À retenir : un mastermind ne remplace pas ton équipe ni ton expertise métier. Il comble ce qu’aucun des deux ne peut t’apporter — un regard extérieur, exigeant et régulier, sur les décisions que tu prends seul.
Comment savoir si c’est fait pour toi
Ce format s’adresse à des dirigeants déjà en activité, qui ne manquent pas de maîtrise sur leur métier mais qui cherchent à passer un cap : structurer leur croissance, sortir d’une charge mentale qui s’accumule, ou simplement arrêter de trancher seuls des décisions qui engagent leur activité sur plusieurs mois.
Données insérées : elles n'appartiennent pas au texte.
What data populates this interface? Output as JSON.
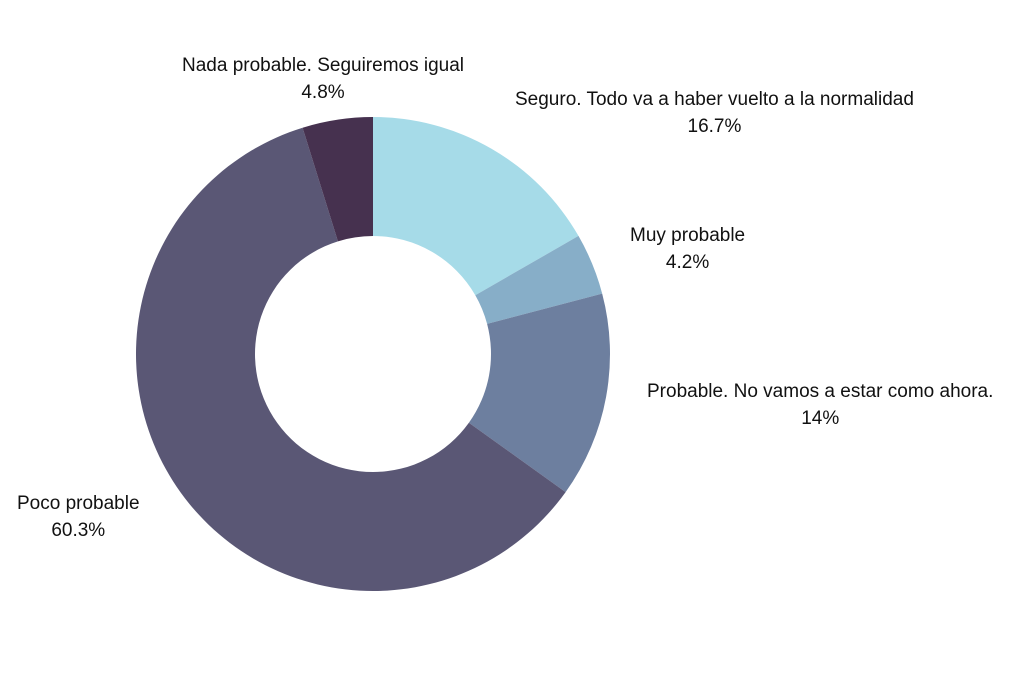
{
  "chart_data": {
    "type": "pie",
    "variant": "donut",
    "slices": [
      {
        "label": "Seguro. Todo va a haber vuelto a la normalidad",
        "value": 16.7,
        "value_label": "16.7%",
        "color": "#a6dbe8"
      },
      {
        "label": "Muy probable",
        "value": 4.2,
        "value_label": "4.2%",
        "color": "#87aec8"
      },
      {
        "label": "Probable. No vamos a estar como ahora.",
        "value": 14,
        "value_label": "14%",
        "color": "#6d7f9f"
      },
      {
        "label": "Poco probable",
        "value": 60.3,
        "value_label": "60.3%",
        "color": "#5a5775"
      },
      {
        "label": "Nada probable. Seguiremos igual",
        "value": 4.8,
        "value_label": "4.8%",
        "color": "#46314f"
      }
    ],
    "legend": "none",
    "start_angle": "top",
    "direction": "clockwise"
  }
}
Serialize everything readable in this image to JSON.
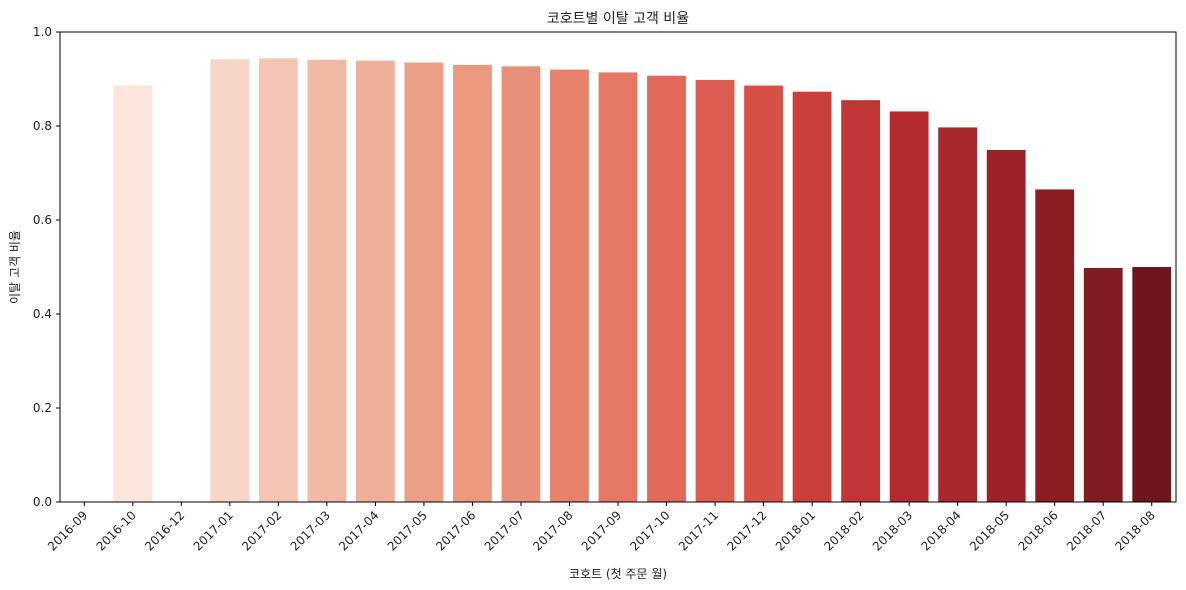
{
  "chart_data": {
    "type": "bar",
    "title": "코호트별 이탈 고객 비율",
    "xlabel": "코호트 (첫 주문 월)",
    "ylabel": "이탈 고객 비율",
    "ylim": [
      0,
      1.0
    ],
    "yticks": [
      "0.0",
      "0.2",
      "0.4",
      "0.6",
      "0.8",
      "1.0"
    ],
    "grid": false,
    "categories": [
      "2016-09",
      "2016-10",
      "2016-12",
      "2017-01",
      "2017-02",
      "2017-03",
      "2017-04",
      "2017-05",
      "2017-06",
      "2017-07",
      "2017-08",
      "2017-09",
      "2017-10",
      "2017-11",
      "2017-12",
      "2018-01",
      "2018-02",
      "2018-03",
      "2018-04",
      "2018-05",
      "2018-06",
      "2018-07",
      "2018-08"
    ],
    "values": [
      0.0,
      0.886,
      0.0,
      0.942,
      0.944,
      0.941,
      0.939,
      0.935,
      0.93,
      0.927,
      0.92,
      0.914,
      0.907,
      0.898,
      0.886,
      0.873,
      0.855,
      0.831,
      0.797,
      0.749,
      0.665,
      0.498,
      0.5
    ],
    "colors": [
      "#fff5f0",
      "#fbe5dd",
      "#fbdad0",
      "#f7d5c7",
      "#f4c5b3",
      "#f0b9a3",
      "#eeb09a",
      "#ec9e87",
      "#eb997f",
      "#e8907a",
      "#e6826b",
      "#e47865",
      "#e2685c",
      "#dc5c4f",
      "#d84f45",
      "#c93f3a",
      "#c13535",
      "#b52a2f",
      "#a7292d",
      "#9b2228",
      "#8e1c23",
      "#811b22",
      "#6e141c"
    ]
  }
}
Ce n’est pas fait pour quelqu’un qui cherche du réseau ou des recettes toutes prêtes — c’est fait pour quelqu’un prêt à exposer une vraie situation devant des pairs et à repartir avec une action à tenir.
Le format demande aussi un engagement de régularité : une rencontre manquée sur six, ça reste vivable, mais un dirigeant qui ne vient qu’une fois sur deux ne construit jamais la confiance nécessaire pour que le groupe lui parle franchement. Si ton emploi du temps ne te permet pas de tenir ce rythme sur la durée, mieux vaut le savoir avant de candidater que de le découvrir après deux rencontres.
Les pièges qui font échouer un mastermind
Le premier piège, c’est d’y venir pour du networking pur : la déception est garantie, ce n’est pas l’objet du format. Le deuxième, c’est d’attendre des solutions clé en main livrées par le groupe — un mastermind challenge et éclaire, il ne décide pas à ta place. Le troisième, le plus fréquent, c’est de ne pas tenir les engagements pris en séance : sans accountability réelle entre deux rencontres, le format perd tout son effet et redevient une simple discussion. Un quatrième piège, plus discret, consiste à ne parler que de ce qui va bien : le format ne fonctionne que si chacun accepte d’exposer une vraie difficulté, pas une version arrangée de sa situation.
Ce qu’il faut retenir
Trois points à garder en tête : la solitude du dirigeant n’est pas une fatalité du métier mais un coût réel et mesurable, un mastermind n’est ni un réseau ni du coaching mais un cadre exigeant entre pairs, et son efficacité dépend entièrement des engagements tenus entre deux rencontres.
Dès demain, note la dernière décision importante que tu as prise complètement seul. Demande-toi ce qu’un regard extérieur exigeant t’aurait fait voir avant que tu ne la prennes.